|Phandu Skelemani-We need an Audit|
BOTSWANA on Monday said it will lobby southern African leaders for an audit of Zimbabwe's disputed elections, calling into question the fairness of President Robert Mugabe's victory.
Mugabe’s main rival, Morgan Tsvangirai, is challenging the result as a fraud.
In a statement, Foreign affairs minister Phandu Skelemani said Botswana was concerned that Wednesday's vote had not measured up to Southern African Development Community (SADC) guidelines.
He said although the election day itself had been "free of overt intimidation and violence", there was evidence that the electoral process was undermined by a number of irregularities.
"Various incidents and circumstances were revealed that call into question whether the entire electoral process, and thus its final result, can be recognised as having been fair, transparent and credible," Skelemani said in rare African criticism of the vote.
"There is no doubt that what has been revealed so far by our observers cannot be considered as an acceptable standard for free and fair elections in SADC.”
The statement contrasted sharply with the unqualified endorsement given by South Africa's president, Jacob Zuma. The leaders of Kenya, Namibia and Tanzania have also congratulated Mugabe on his victory.
Gaborone's assessment appeared to suggest differing views within the 15-nation Southern African Development Community (SADC) grouping. Observers from Botswana were part of a SADC team which monitored the last week’s presidential and parliamentary polls.
Western nations have voiced serious doubts about Zimbabwe's election - slammed as "fraudulent" by the opposition - after it extended 89-year-old Mugabe's 33 years in power.

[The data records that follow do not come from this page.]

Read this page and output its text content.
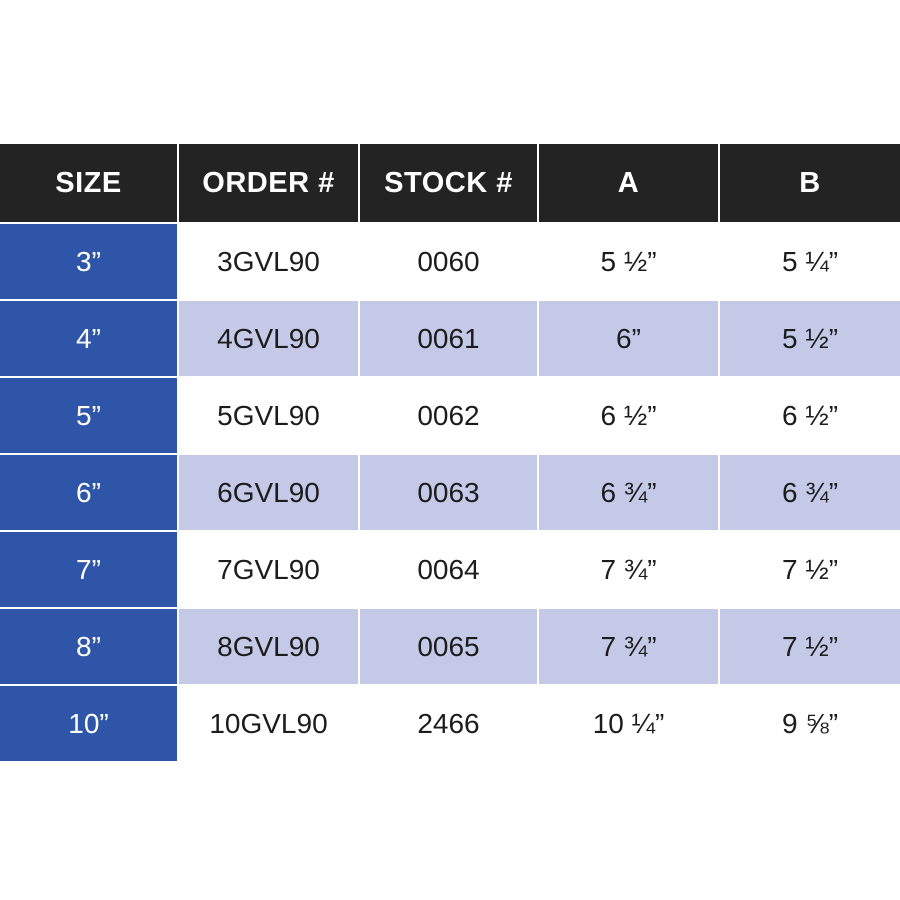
SIZE	ORDER #	STOCK #	A	B
3”	3GVL90	0060	5 ½”	5 ¼”
4”	4GVL90	0061	6”	5 ½”
5”	5GVL90	0062	6 ½”	6 ½”
6”	6GVL90	0063	6 ¾”	6 ¾”
7”	7GVL90	0064	7 ¾”	7 ½”
8”	8GVL90	0065	7 ¾”	7 ½”
10”	10GVL90	2466	10 ¼”	9 ⅝”
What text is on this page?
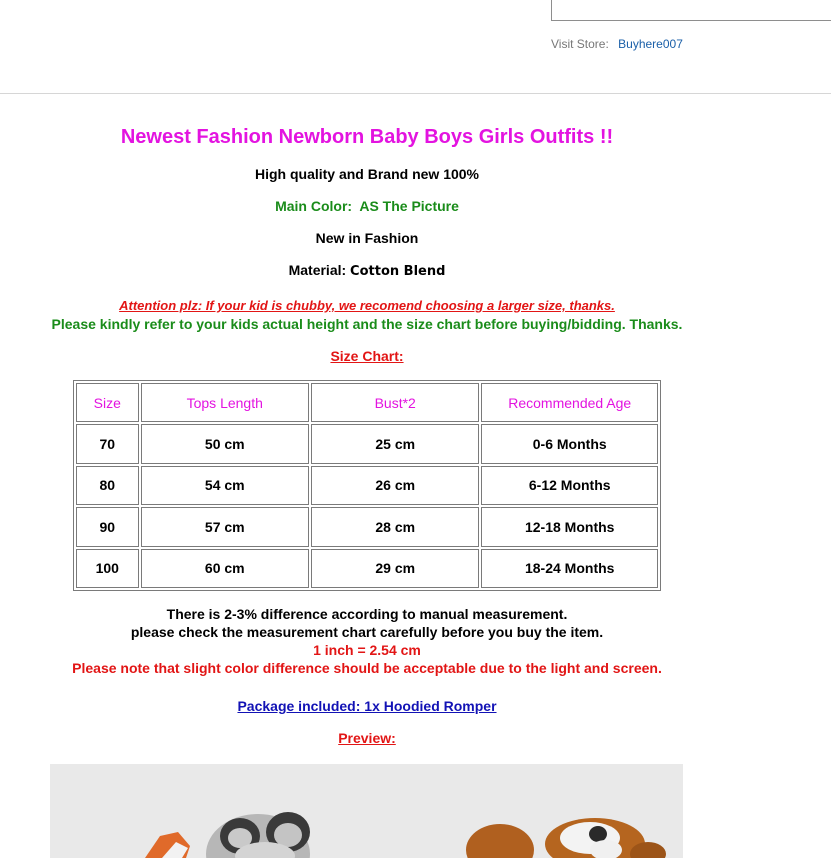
Visit Store: Buyhere007
Newest Fashion Newborn Baby Boys Girls Outfits !!
High quality and Brand new 100%
Main Color:  AS The Picture
New in Fashion
Material: Cotton Blend
Attention plz: If your kid is chubby, we recomend choosing a larger size, thanks.
Please kindly refer to your kids actual height and the size chart before buying/bidding. Thanks.
Size Chart:
Size	Tops Length	Bust*2	Recommended Age
70	50 cm	25 cm	0-6 Months
80	54 cm	26 cm	6-12 Months
90	57 cm	28 cm	12-18 Months
100	60 cm	29 cm	18-24 Months
There is 2-3% difference according to manual measurement.
please check the measurement chart carefully before you buy the item.
1 inch = 2.54 cm
Please note that slight color difference should be acceptable due to the light and screen.
Package included: 1x Hoodied Romper
Preview:
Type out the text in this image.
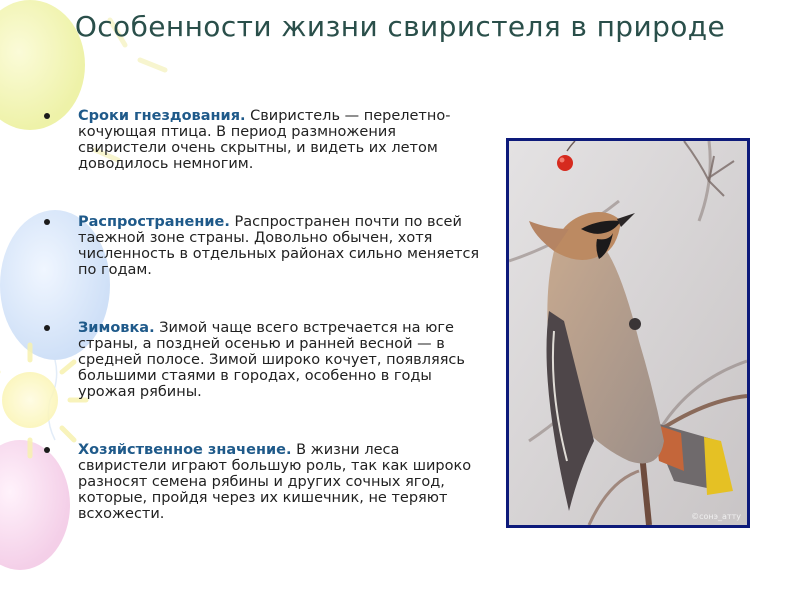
Особенности жизни свиристеля в природе
Сроки гнездования. Свиристель — перелетно-кочующая птица. В период размножения свиристели очень скрытны, и видеть их летом доводилось немногим.
Распространение. Распространен почти по всей таежной зоне страны. Довольно обычен, хотя численность в отдельных районах сильно меняется по годам.
Зимовка. Зимой чаще всего встречается на юге страны, а поздней осенью и ранней весной — в средней полосе. Зимой широко кочует, появляясь большими стаями в городах, особенно в годы урожая рябины.
Хозяйственное значение. В жизни леса свиристели играют большую роль, так как широко разносят семена рябины и других сочных ягод, которые, пройдя через их кишечник, не теряют всхожести.	©сонэ_атту
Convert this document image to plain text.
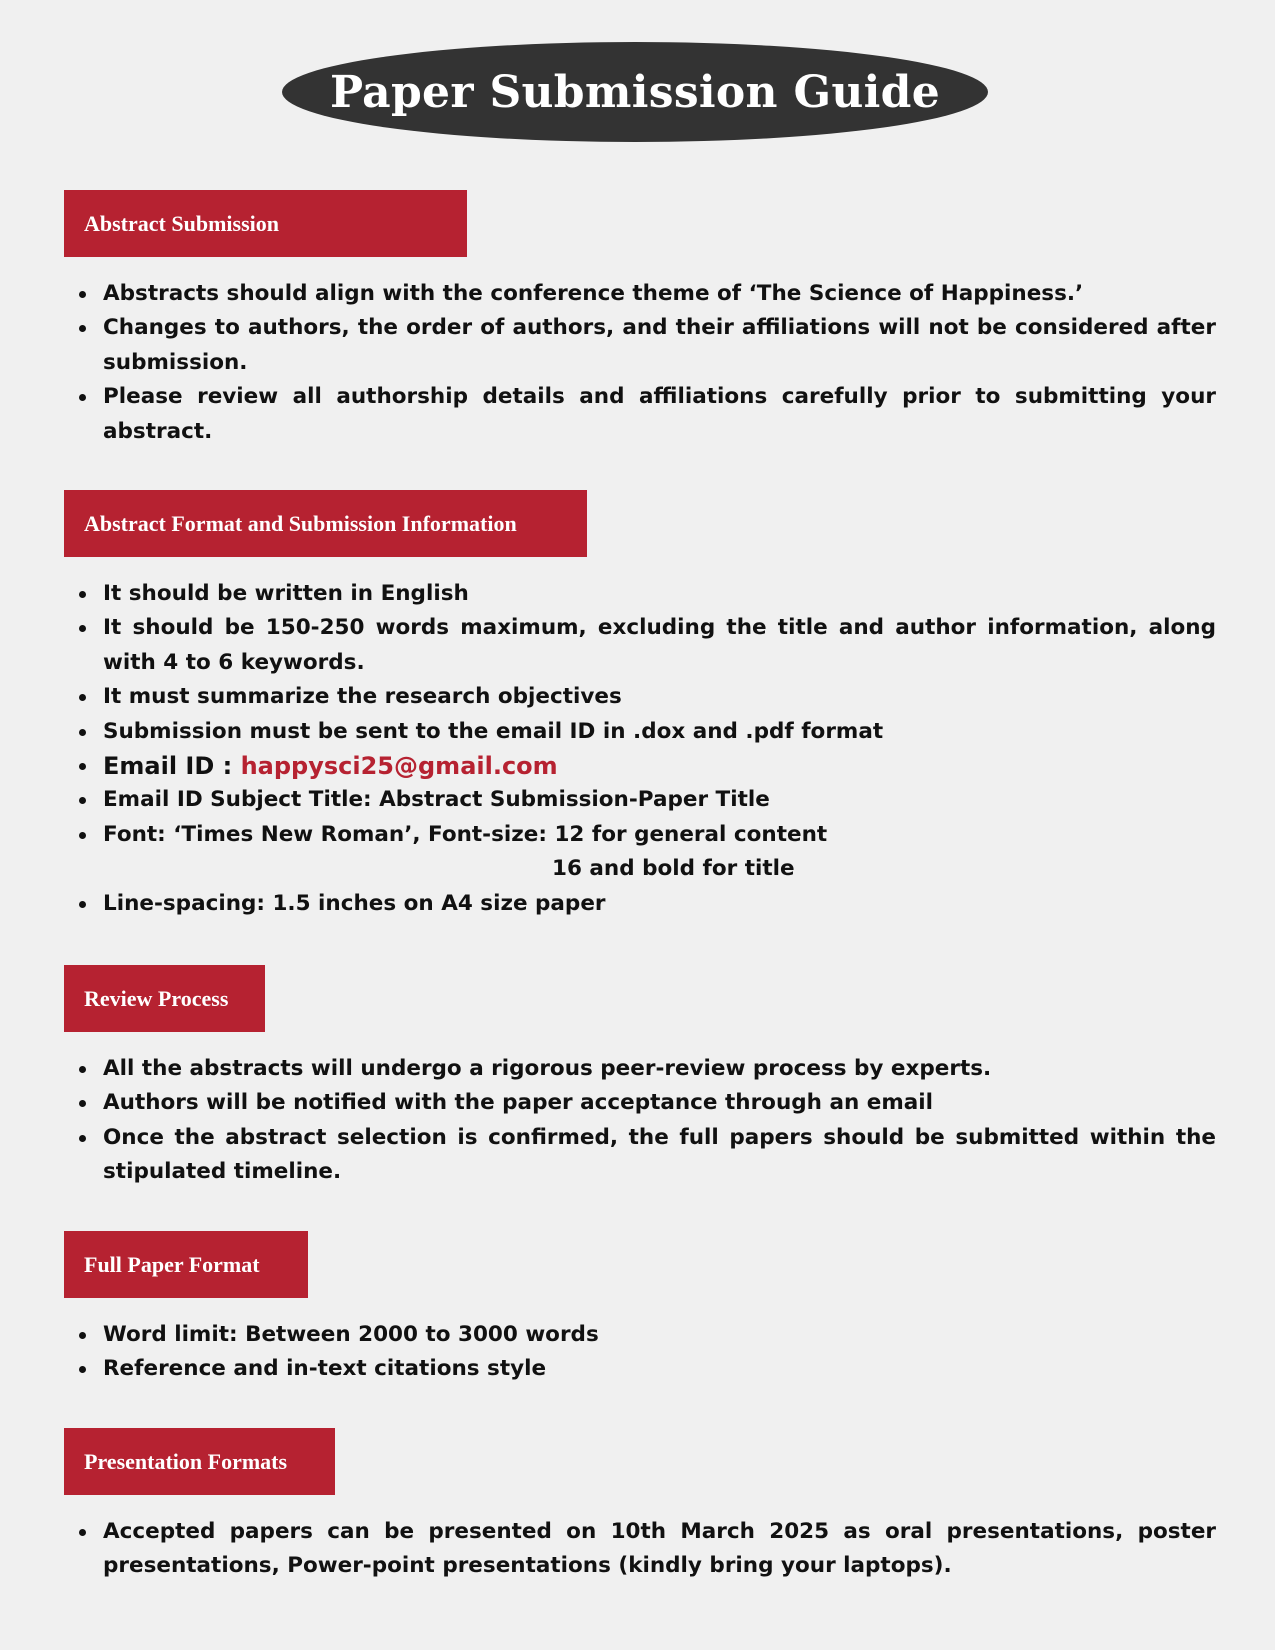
Paper Submission Guide
Abstract Submission
Abstracts should align with the conference theme of ‘The Science of Happiness.’
Changes to authors, the order of authors, and their affiliations will not be considered after submission.
Please review all authorship details and affiliations carefully prior to submitting your abstract.
Abstract Format and Submission Information
It should be written in English
It should be 150-250 words maximum, excluding the title and author information, along with 4 to 6 keywords.
It must summarize the research objectives
Submission must be sent to the email ID in .dox and .pdf format
Email ID : happysci25@gmail.com
Email ID Subject Title: Abstract Submission-Paper Title
Font: ‘Times New Roman’, Font-size: 12 for general content
16 and bold for title
Line-spacing: 1.5 inches on A4 size paper
Review Process
All the abstracts will undergo a rigorous peer-review process by experts.
Authors will be notified with the paper acceptance through an email
Once the abstract selection is confirmed, the full papers should be submitted within the stipulated timeline.
Full Paper Format
Word limit: Between 2000 to 3000 words
Reference and in-text citations style
Presentation Formats
Accepted papers can be presented on 10th March 2025 as oral presentations, poster presentations, Power-point presentations (kindly bring your laptops).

SADC said it was "free and peaceful" but stopped short at saying it was fair.
A dossier of irregularities witnessed by Botswana's 80 member observer team will be shared with SADC, the African Union and the international community.
The 15-member regional SADC will then be lobbied to approve an independent audit of the vote during its heads of state meeting later this month in Malawi.
"We need an audit to enable us to pronounce as to whether the elections meet the SADC guidelines," Skelemani told journalists.
Botswana's observers had spotted various incidents prior to the elections though the voting day was "free and peaceful", he said.
President Ian Khama is one of the few African leaders to openly criticise Mugabe.
In 2008, Harare's diamond rich neighbour refused to accept the veteran leader's re-election in chaotic polls.